One last fun fact about this song: In the late 80s, New Order released a song called ‘Run’ which they later remixed for a 12″ single titled ‘Run 2.’ Either John Denver or his publishing company (depending on which source you read) believed ‘Run 2’ closely resembled ‘Leaving on a Jet Plane’ in parts. They successfully sued, preventing the re-release of the single and earning Denver songwriting credit on the track.
John Denver made the interesting decision to release a greatest hits album just four years into his solo career. To be fair, he had released seven studio albums by that time, including one just a few months earlier, but he wasn’t exactly a hit machine. Only three of his songs had reached Billboard’s top ten.
Denver re-recorded more than half of the songs, believing he had grown as an artist and a singer over the years and owed these tracks a revisit.
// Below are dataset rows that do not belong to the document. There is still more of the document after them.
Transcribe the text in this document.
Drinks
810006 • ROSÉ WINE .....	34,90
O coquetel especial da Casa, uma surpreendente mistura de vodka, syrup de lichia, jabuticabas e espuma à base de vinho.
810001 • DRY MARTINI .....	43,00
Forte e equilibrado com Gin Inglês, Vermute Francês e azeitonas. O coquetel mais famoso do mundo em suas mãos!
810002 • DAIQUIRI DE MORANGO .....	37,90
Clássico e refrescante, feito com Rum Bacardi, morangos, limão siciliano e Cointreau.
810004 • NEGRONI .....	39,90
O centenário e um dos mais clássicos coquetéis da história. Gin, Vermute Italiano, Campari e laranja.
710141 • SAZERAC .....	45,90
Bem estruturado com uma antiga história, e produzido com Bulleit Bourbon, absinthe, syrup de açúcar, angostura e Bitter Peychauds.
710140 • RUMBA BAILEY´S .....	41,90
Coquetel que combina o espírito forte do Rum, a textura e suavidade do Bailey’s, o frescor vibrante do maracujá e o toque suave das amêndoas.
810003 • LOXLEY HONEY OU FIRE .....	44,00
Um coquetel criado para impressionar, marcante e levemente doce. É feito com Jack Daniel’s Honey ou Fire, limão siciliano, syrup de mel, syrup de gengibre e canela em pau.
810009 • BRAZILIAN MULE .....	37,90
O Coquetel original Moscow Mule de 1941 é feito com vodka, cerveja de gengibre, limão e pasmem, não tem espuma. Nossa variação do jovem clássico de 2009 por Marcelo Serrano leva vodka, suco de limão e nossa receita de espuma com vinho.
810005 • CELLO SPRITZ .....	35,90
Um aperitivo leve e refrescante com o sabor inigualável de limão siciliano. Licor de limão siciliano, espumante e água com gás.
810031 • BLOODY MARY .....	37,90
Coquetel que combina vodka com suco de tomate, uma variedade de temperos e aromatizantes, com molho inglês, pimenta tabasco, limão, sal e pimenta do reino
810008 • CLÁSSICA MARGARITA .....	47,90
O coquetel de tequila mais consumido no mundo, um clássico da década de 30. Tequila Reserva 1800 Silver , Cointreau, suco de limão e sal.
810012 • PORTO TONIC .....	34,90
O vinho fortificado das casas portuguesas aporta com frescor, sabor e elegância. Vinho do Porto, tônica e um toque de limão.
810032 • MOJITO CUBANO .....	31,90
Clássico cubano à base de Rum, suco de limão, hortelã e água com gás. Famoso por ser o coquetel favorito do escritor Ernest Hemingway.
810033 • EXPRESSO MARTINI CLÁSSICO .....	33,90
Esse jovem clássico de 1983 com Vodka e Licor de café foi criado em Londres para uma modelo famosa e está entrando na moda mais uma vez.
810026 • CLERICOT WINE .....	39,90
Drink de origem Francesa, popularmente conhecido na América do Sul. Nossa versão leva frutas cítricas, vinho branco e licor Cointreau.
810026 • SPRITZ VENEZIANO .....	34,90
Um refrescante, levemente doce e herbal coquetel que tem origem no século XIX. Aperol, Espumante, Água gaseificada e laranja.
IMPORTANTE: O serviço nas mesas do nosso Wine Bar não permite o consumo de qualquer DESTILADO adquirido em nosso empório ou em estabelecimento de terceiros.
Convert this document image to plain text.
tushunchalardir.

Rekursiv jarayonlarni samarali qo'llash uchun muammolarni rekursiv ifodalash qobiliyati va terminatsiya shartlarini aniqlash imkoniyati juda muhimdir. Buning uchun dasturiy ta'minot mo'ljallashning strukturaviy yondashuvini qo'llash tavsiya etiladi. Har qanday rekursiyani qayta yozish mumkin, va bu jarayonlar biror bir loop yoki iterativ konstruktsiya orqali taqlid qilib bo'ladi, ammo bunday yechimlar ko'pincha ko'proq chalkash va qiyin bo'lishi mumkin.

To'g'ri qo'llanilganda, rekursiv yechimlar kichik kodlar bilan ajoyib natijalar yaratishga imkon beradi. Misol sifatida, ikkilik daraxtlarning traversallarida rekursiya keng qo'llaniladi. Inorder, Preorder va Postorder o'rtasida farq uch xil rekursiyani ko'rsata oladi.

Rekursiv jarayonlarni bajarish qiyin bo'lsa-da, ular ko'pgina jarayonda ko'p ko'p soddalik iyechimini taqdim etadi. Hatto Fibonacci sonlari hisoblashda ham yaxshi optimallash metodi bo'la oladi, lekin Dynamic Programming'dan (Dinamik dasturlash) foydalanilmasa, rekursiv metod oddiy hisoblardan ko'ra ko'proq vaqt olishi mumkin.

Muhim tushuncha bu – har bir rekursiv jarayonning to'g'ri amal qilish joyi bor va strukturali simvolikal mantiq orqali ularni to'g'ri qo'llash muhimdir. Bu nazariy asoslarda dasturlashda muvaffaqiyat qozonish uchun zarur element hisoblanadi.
One of those new recordings was ‘Leaving on a Jet Plane.’
Peter, Paul and Mary scored their only #1 hit with ‘Leaving on a Jet Plane’ in 1969, but John Denver released his own version that year as well. Nestled on Side B of his sophomore album Rhymes & Reasons, it was one of only three original compositions on the record.
This version of the song was recently used for the opening of an episode of Barry, a dark HBO comedy starring Bill Hader as a hitman trying to succeed in Hollywood. That scene reminded me of how much I love this song and led to this theme week, so you can either thank or blame Bill Hader.
John Denver recorded his demo of ‘Babe, I Hate to Go’ in 1966, but the song got its first proper release a year later as ‘Leaving on a Jet Plane’ by Peter, Paul and Mary, appearing on their eighth album, titled Album 1700.
The trio released the song as a single two years later and wound up with their first (and only) #1 Billboard hit. For many people, this is the version of the song they know best.
And after some digging, I realized I dislike pretty much everything else the man has recorded. So there’s that.